3) I set the coffee pot for the early morning after the late night at Cat’s Cradle.  I woke up to hot water, since I’d not managed to pour the water into the coffee pot, and just left it to heat slowly on the warmer.

4) I could find not one single item of clothing to wear that was clean, fit correctly, and was ironed.

5) I could not fathom ironing in a house without an air conditioner at midnight after the Bulls game.

6) I wore a dress to work, which I realized as soon as I got there, was juuuust short enough that I would be self-conscious about it all day.  It is no longer in the “work” section of my closet.

7) I walked out of my building at 6 pm and sat down to do the Mr. Rogers-style change into pedestrian commuter ballet flats.  The granite bench on which I sat down in my too-short skirt was one zillion degrees.  I had to jump up like a cat on hot coals.  Comical.
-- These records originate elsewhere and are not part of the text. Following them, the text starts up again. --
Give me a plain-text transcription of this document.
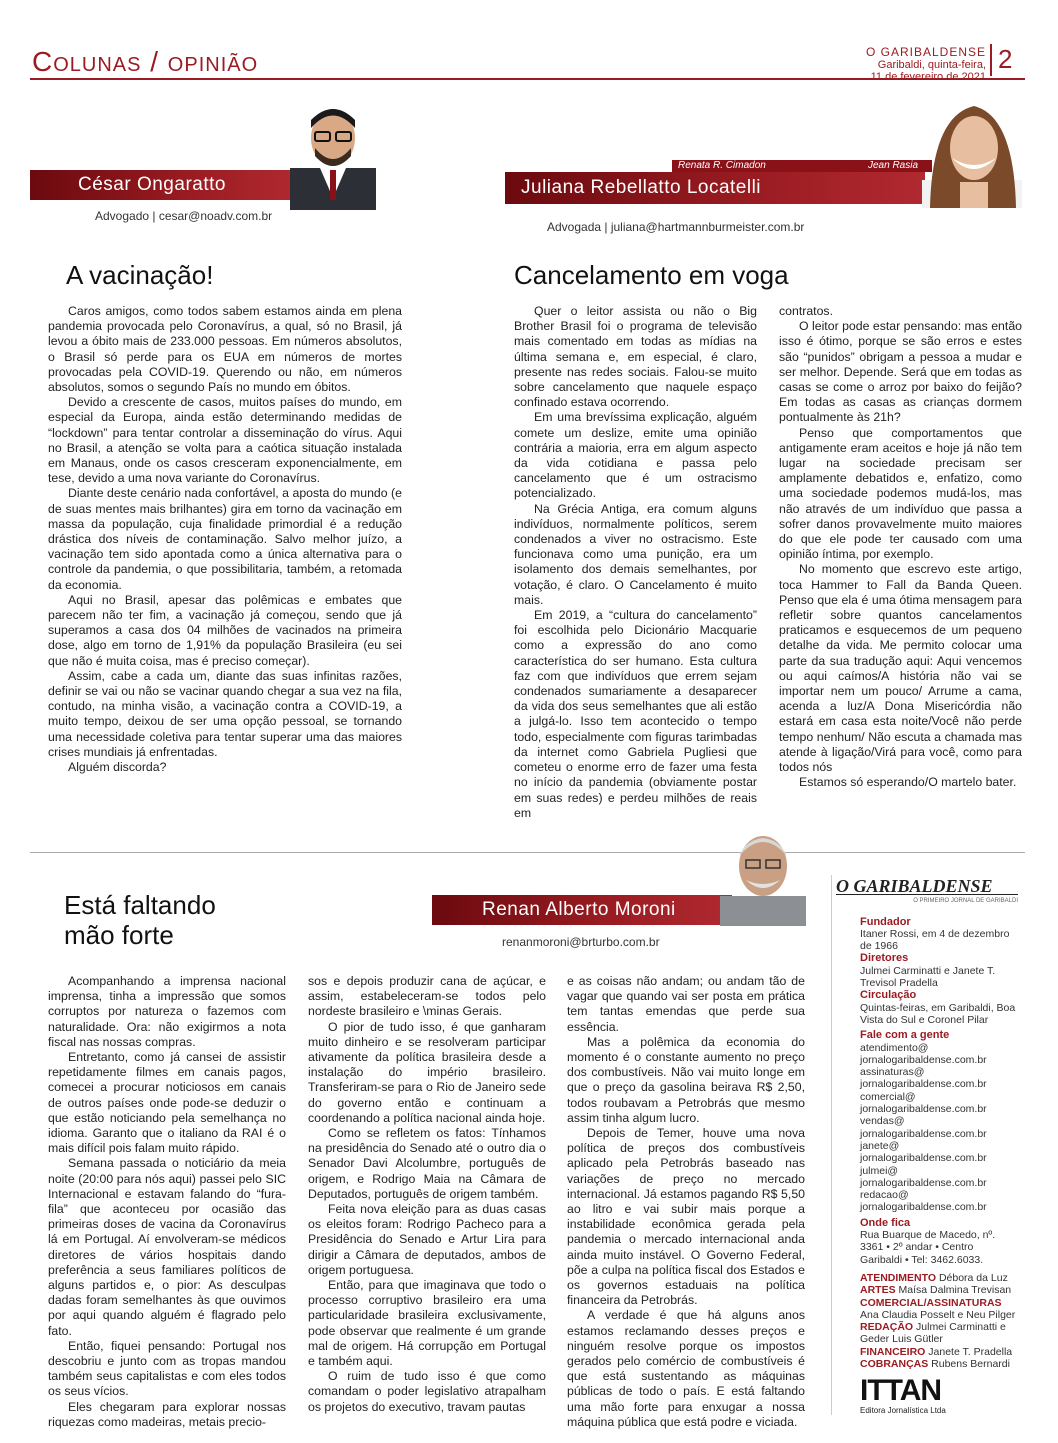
Colunas / opinião	O GARIBALDENSE
Garibaldi, quinta-feira,
11 de fevereiro de 2021
2
César Ongaratto
Advogado | cesar@noadv.com.br
A vacinação!

Caros amigos, como todos sabem estamos ainda em plena pandemia provocada pelo Coronavírus, a qual, só no Brasil, já levou a óbito mais de 233.000 pessoas. Em números absolutos, o Brasil só perde para os EUA em números de mortes provocadas pela COVID-19. Querendo ou não, em números absolutos, somos o segundo País no mundo em óbitos.

Devido a crescente de casos, muitos países do mundo, em especial da Europa, ainda estão determinando medidas de “lockdown” para tentar controlar a disseminação do vírus. Aqui no Brasil, a atenção se volta para a caótica situação instalada em Manaus, onde os casos cresceram exponencialmente, em tese, devido a uma nova variante do Coronavírus.

Diante deste cenário nada confortável, a aposta do mundo (e de suas mentes mais brilhantes) gira em torno da vacinação em massa da população, cuja finalidade primordial é a redução drástica dos níveis de contaminação. Salvo melhor juízo, a vacinação tem sido apontada como a única alternativa para o controle da pandemia, o que possibilitaria, também, a retomada da economia.

Aqui no Brasil, apesar das polêmicas e embates que parecem não ter fim, a vacinação já começou, sendo que já superamos a casa dos 04 milhões de vacinados na primeira dose, algo em torno de 1,91% da população Brasileira (eu sei que não é muita coisa, mas é preciso começar).

Assim, cabe a cada um, diante das suas infinitas razões, definir se vai ou não se vacinar quando chegar a sua vez na fila, contudo, na minha visão, a vacinação contra a COVID-19, a muito tempo, deixou de ser uma opção pessoal, se tornando uma necessidade coletiva para tentar superar uma das maiores crises mundiais já enfrentadas.

Alguém discorda?

Juliana Rebellatto Locatelli
Renata R. Cimadon	Jean Rasia
Advogada | juliana@hartmannburmeister.com.br
Cancelamento em voga

Quer o leitor assista ou não o Big Brother Brasil foi o programa de televisão mais comentado em todas as mídias na última semana e, em especial, é claro, presente nas redes sociais. Falou-se muito sobre cancelamento que naquele espaço confinado estava ocorrendo.

Em uma brevíssima explicação, alguém comete um deslize, emite uma opinião contrária a maioria, erra em algum aspecto da vida cotidiana e passa pelo cancelamento que é um ostracismo potencializado.

Na Grécia Antiga, era comum alguns indivíduos, normalmente políticos, serem condenados a viver no ostracismo. Este funcionava como uma punição, era um isolamento dos demais semelhantes, por votação, é claro. O Cancelamento é muito mais.

Em 2019, a “cultura do cancelamento” foi escolhida pelo Dicionário Macquarie como a expressão do ano como característica do ser humano. Esta cultura faz com que indivíduos que errem sejam condenados sumariamente a desaparecer da vida dos seus semelhantes que ali estão a julgá-lo. Isso tem acontecido o tempo todo, especialmente com figuras tarimbadas da internet como Gabriela Pugliesi que cometeu o enorme erro de fazer uma festa no início da pandemia (obviamente postar em suas redes) e perdeu milhões de reais em

contratos.

O leitor pode estar pensando: mas então isso é ótimo, porque se são erros e estes são “punidos” obrigam a pessoa a mudar e ser melhor. Depende. Será que em todas as casas se come o arroz por baixo do feijão? Em todas as casas as crianças dormem pontualmente às 21h?

Penso que comportamentos que antigamente eram aceitos e hoje já não tem lugar na sociedade precisam ser amplamente debatidos e, enfatizo, como uma sociedade podemos mudá-los, mas não através de um indivíduo que passa a sofrer danos provavelmente muito maiores do que ele pode ter causado com uma opinião íntima, por exemplo.

No momento que escrevo este artigo, toca Hammer to Fall da Banda Queen. Penso que ela é uma ótima mensagem para refletir sobre quantos cancelamentos praticamos e esquecemos de um pequeno detalhe da vida. Me permito colocar uma parte da sua tradução aqui: Aqui vencemos ou aqui caímos/A história não vai se importar nem um pouco/ Arrume a cama, acenda a luz/A Dona Misericórdia não estará em casa esta noite/Você não perde tempo nenhum/ Não escuta a chamada mas atende à ligação/Virá para você, como para todos nós

Estamos só esperando/O martelo bater.

Renan Alberto Moroni
renanmoroni@brturbo.com.br
Está faltando
mão forte

Acompanhando a imprensa nacional imprensa, tinha a impressão que somos corruptos por natureza o fazemos com naturalidade. Ora: não exigirmos a nota fiscal nas nossas compras.

Entretanto, como já cansei de assistir repetidamente filmes em canais pagos, comecei a procurar noticiosos em canais de outros países onde pode-se deduzir o que estão noticiando pela semelhança no idioma. Garanto que o italiano da RAI é o mais difícil pois falam muito rápido.

Semana passada o noticiário da meia noite (20:00 para nós aqui) passei pelo SIC Internacional e estavam falando do “fura-fila” que aconteceu por ocasião das primeiras doses de vacina da Coronavírus lá em Portugal. Aí envolveram-se médicos diretores de vários hospitais dando preferência a seus familiares políticos de alguns partidos e, o pior: As desculpas dadas foram semelhantes às que ouvimos por aqui quando alguém é flagrado pelo fato.

Então, fiquei pensando: Portugal nos descobriu e junto com as tropas mandou também seus capitalistas e com eles todos os seus vícios.

Eles chegaram para explorar nossas riquezas como madeiras, metais precio-

sos e depois produzir cana de açúcar, e assim, estabeleceram-se todos pelo nordeste brasileiro e \minas Gerais.

O pior de tudo isso, é que ganharam muito dinheiro e se resolveram participar ativamente da política brasileira desde a instalação do império brasileiro. Transferiram-se para o Rio de Janeiro sede do governo então e continuam a coordenando a política nacional ainda hoje.

Como se refletem os fatos: Tínhamos na presidência do Senado até o outro dia o Senador Davi Alcolumbre, português de origem, e Rodrigo Maia na Câmara de Deputados, português de origem também.

Feita nova eleição para as duas casas os eleitos foram: Rodrigo Pacheco para a Presidência do Senado e Artur Lira para dirigir a Câmara de deputados, ambos de origem portuguesa.

Então, para que imaginava que todo o processo corruptivo brasileiro era uma particularidade brasileira exclusivamente, pode observar que realmente é um grande mal de origem. Há corrupção em Portugal e também aqui.

O ruim de tudo isso é que como comandam o poder legislativo atrapalham os projetos do executivo, travam pautas

e as coisas não andam; ou andam tão de vagar que quando vai ser posta em prática tem tantas emendas que perde sua essência.

Mas a polêmica da economia do momento é o constante aumento no preço dos combustíveis. Não vai muito longe em que o preço da gasolina beirava R$ 2,50, todos roubavam a Petrobrás que mesmo assim tinha algum lucro.

Depois de Temer, houve uma nova política de preços dos combustíveis aplicado pela Petrobrás baseado nas variações de preço no mercado internacional. Já estamos pagando R$ 5,50 ao litro e vai subir mais porque a instabilidade econômica gerada pela pandemia o mercado internacional anda ainda muito instável. O Governo Federal, põe a culpa na política fiscal dos Estados e os governos estaduais na política financeira da Petrobrás.

A verdade é que há alguns anos estamos reclamando desses preços e ninguém resolve porque os impostos gerados pelo comércio de combustíveis é que está sustentando as máquinas públicas de todo o país. E está faltando uma mão forte para enxugar a nossa máquina pública que está podre e viciada.

O GARIBALDENSE
O PRIMEIRO JORNAL DE GARIBALDI
Fundador
Itaner Rossi, em 4 de dezembro de 1966
Diretores
Julmei Carminatti e Janete T. Trevisol Pradella
Circulação
Quintas-feiras, em Garibaldi, Boa Vista do Sul e Coronel Pilar
Fale com a gente
atendimento@
jornalogaribaldense.com.br
assinaturas@
jornalogaribaldense.com.br
comercial@
jornalogaribaldense.com.br
vendas@
jornalogaribaldense.com.br
janete@
jornalogaribaldense.com.br
julmei@
jornalogaribaldense.com.br
redacao@
jornalogaribaldense.com.br
Onde fica
Rua Buarque de Macedo, nº. 3361 • 2º andar • Centro Garibaldi • Tel: 3462.6033.
ATENDIMENTO Débora da Luz
ARTES Maísa Dalmina Trevisan
COMERCIAL/ASSINATURAS Ana Claudia Posselt e Neu Pilger
REDAÇÃO Julmei Carminatti e Geder Luis Gütler
FINANCEIRO Janete T. Pradella
COBRANÇAS Rubens Bernardi
ITTAN
Editora Jornalística Ltda
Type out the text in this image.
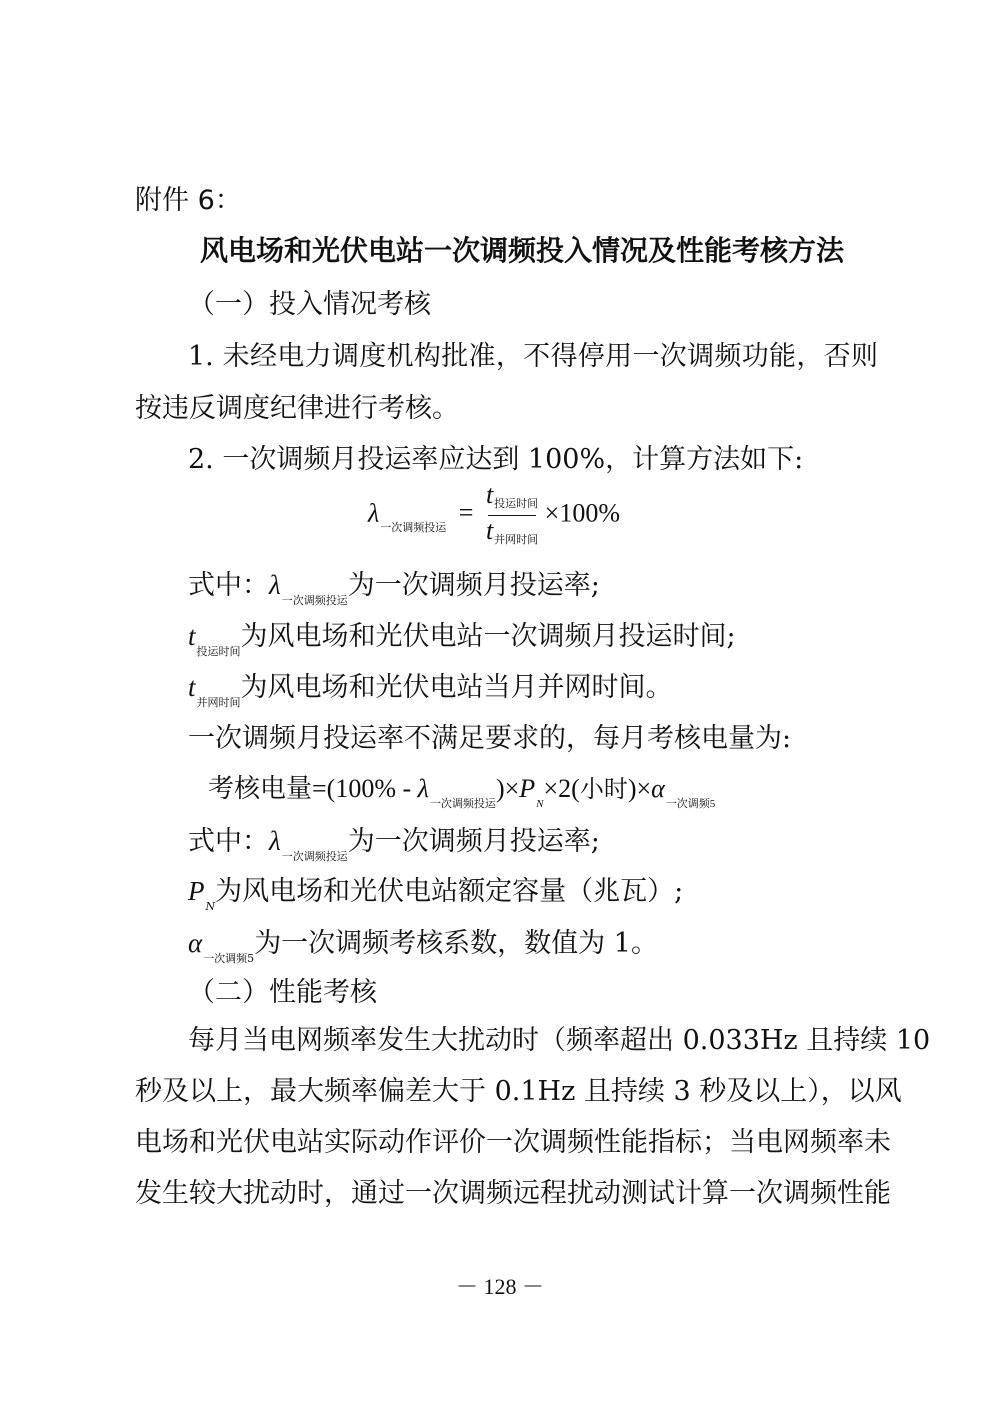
附件 6：
风电场和光伏电站一次调频投入情况及性能考核方法
（一）投入情况考核
1. 未经电力调度机构批准，不得停用一次调频功能，否则
按违反调度纪律进行考核。
2. 一次调频月投运率应达到 100%，计算方法如下:
$\lambda_{一次调频投运} = \frac{\text{t投运时间}}{\text{t并网时间}} \times 100\%$
式中：$\lambda_{一次调频投运}$为一次调频月投运率;
$t_{投运时间}$为风电场和光伏电站一次调频月投运时间;
$t_{并网时间}$为风电场和光伏电站当月并网时间。
一次调频月投运率不满足要求的，每月考核电量为:
考核电量$=(100\% - \lambda_{一次调频投运})\times P_N\times 2$(小时)$\times\alpha_{一次调频5}$
式中：$\lambda_{一次调频投运}$为一次调频月投运率;
$P_N$为风电场和光伏电站额定容量（兆瓦）;
$\alpha_{一次调频5}$为一次调频考核系数，数值为 1。
（二）性能考核
每月当电网频率发生大扰动时（频率超出 0.033Hz 且持续 10
秒及以上，最大频率偏差大于 0.1Hz 且持续 3 秒及以上），以风
电场和光伏电站实际动作评价一次调频性能指标；当电网频率未
发生较大扰动时，通过一次调频远程扰动测试计算一次调频性能
－ 128 －
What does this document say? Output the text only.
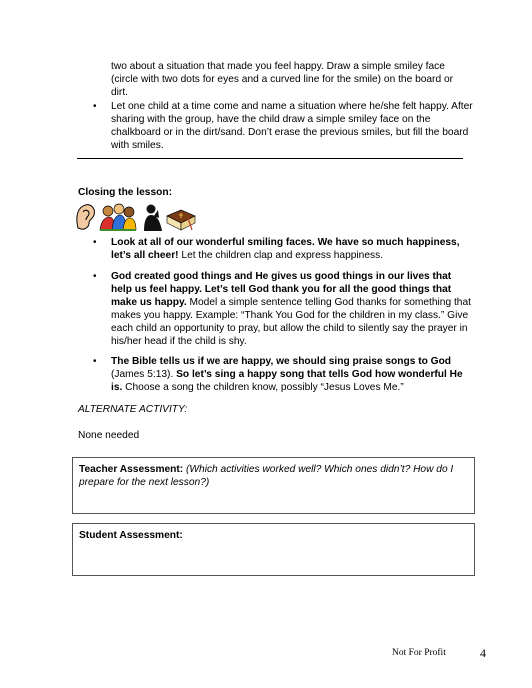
two about a situation that made you feel happy. Draw a simple smiley face (circle with two dots for eyes and a curved line for the smile) on the board or dirt.
• Let one child at a time come and name a situation where he/she felt happy. After sharing with the group, have the child draw a simple smiley face on the chalkboard or in the dirt/sand. Don’t erase the previous smiles, but fill the board with smiles.
Closing the lesson:
• Look at all of our wonderful smiling faces. We have so much happiness, let’s all cheer! Let the children clap and express happiness.
• God created good things and He gives us good things in our lives that help us feel happy. Let’s tell God thank you for all the good things that make us happy. Model a simple sentence telling God thanks for something that makes you happy. Example: “Thank You God for the children in my class.” Give each child an opportunity to pray, but allow the child to silently say the prayer in his/her head if the child is shy.
• The Bible tells us if we are happy, we should sing praise songs to God (James 5:13). So let’s sing a happy song that tells God how wonderful He is. Choose a song the children know, possibly “Jesus Loves Me.”
ALTERNATE ACTIVITY:
None needed
Teacher Assessment: (Which activities worked well? Which ones didn’t? How do I prepare for the next lesson?)
Student Assessment:
Not For Profit	4
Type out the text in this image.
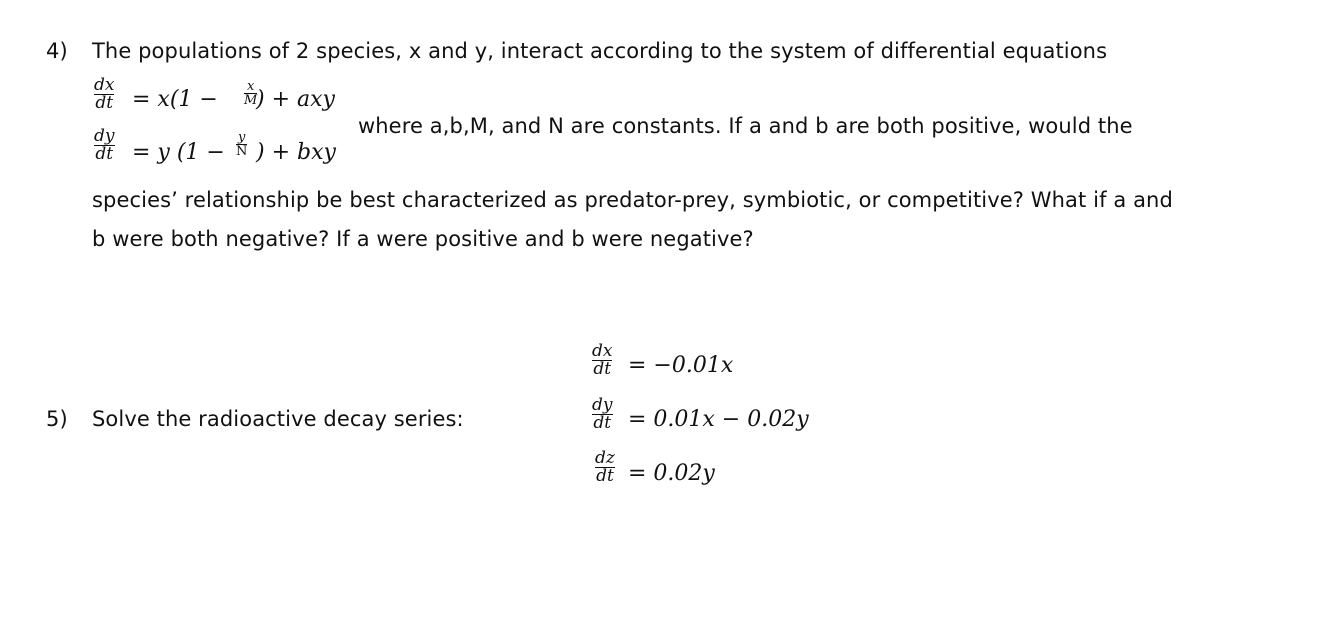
4) The populations of 2 species, x and y, interact according to the system of differential equations
dx
dt = x(1 −
x
M
) + axy
dy
dt = y (1 −
y
N ) + bxy
where a,b,M, and N are constants. If a and b are both positive, would the
species’ relationship be best characterized as predator-prey, symbiotic, or competitive? What if a and
b were both negative? If a were positive and b were negative?
5) Solve the radioactive decay series:
dx
dt = −0.01x
dy
dt = 0.01x − 0.02y
dz
dt = 0.02y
But not adult.  Neither is the shoe-change situation, but there’s nothing to be done about that.

8) Twice I had to use an umbrella inside my car.  Nobody I’ve consulted so far thinks it can be fixed.  I have considered the thing where I take it to a giant cliff and weigh the accelerator down with a cinder block, at least giving it a noble Thelma and Louise style departure.

9) This one is the worst. I share a subscription to US Weekly magazine with three other people, whose names I will withhold to protect their reputations.  I balked at the subscription in the first place, but then Kate Middleton announced the baby, so we all thought that would be fun.  I feel dumber every time I open it, and about two months in I had to make a rule that I wouldn’t crack the cover if I saw a Kardashian anywhere on it.  Today I got this:


I’m not even taking it out of my mailbox.

I’ve already been to the tailor this morning, and the dry cleaner, and as soon as I wake up from this nap, I’m going to iron some clothes, go to the grocery store, pay all of my bills, and read something edifying. (And them I’m going to go eat from a taco truck for dinner and stay out late at Cat’s Cradle again.)

That is all.  Go on about your Saturdays. Enjoy.  Somebody come get my trashy magazine. It’s in the mailbox.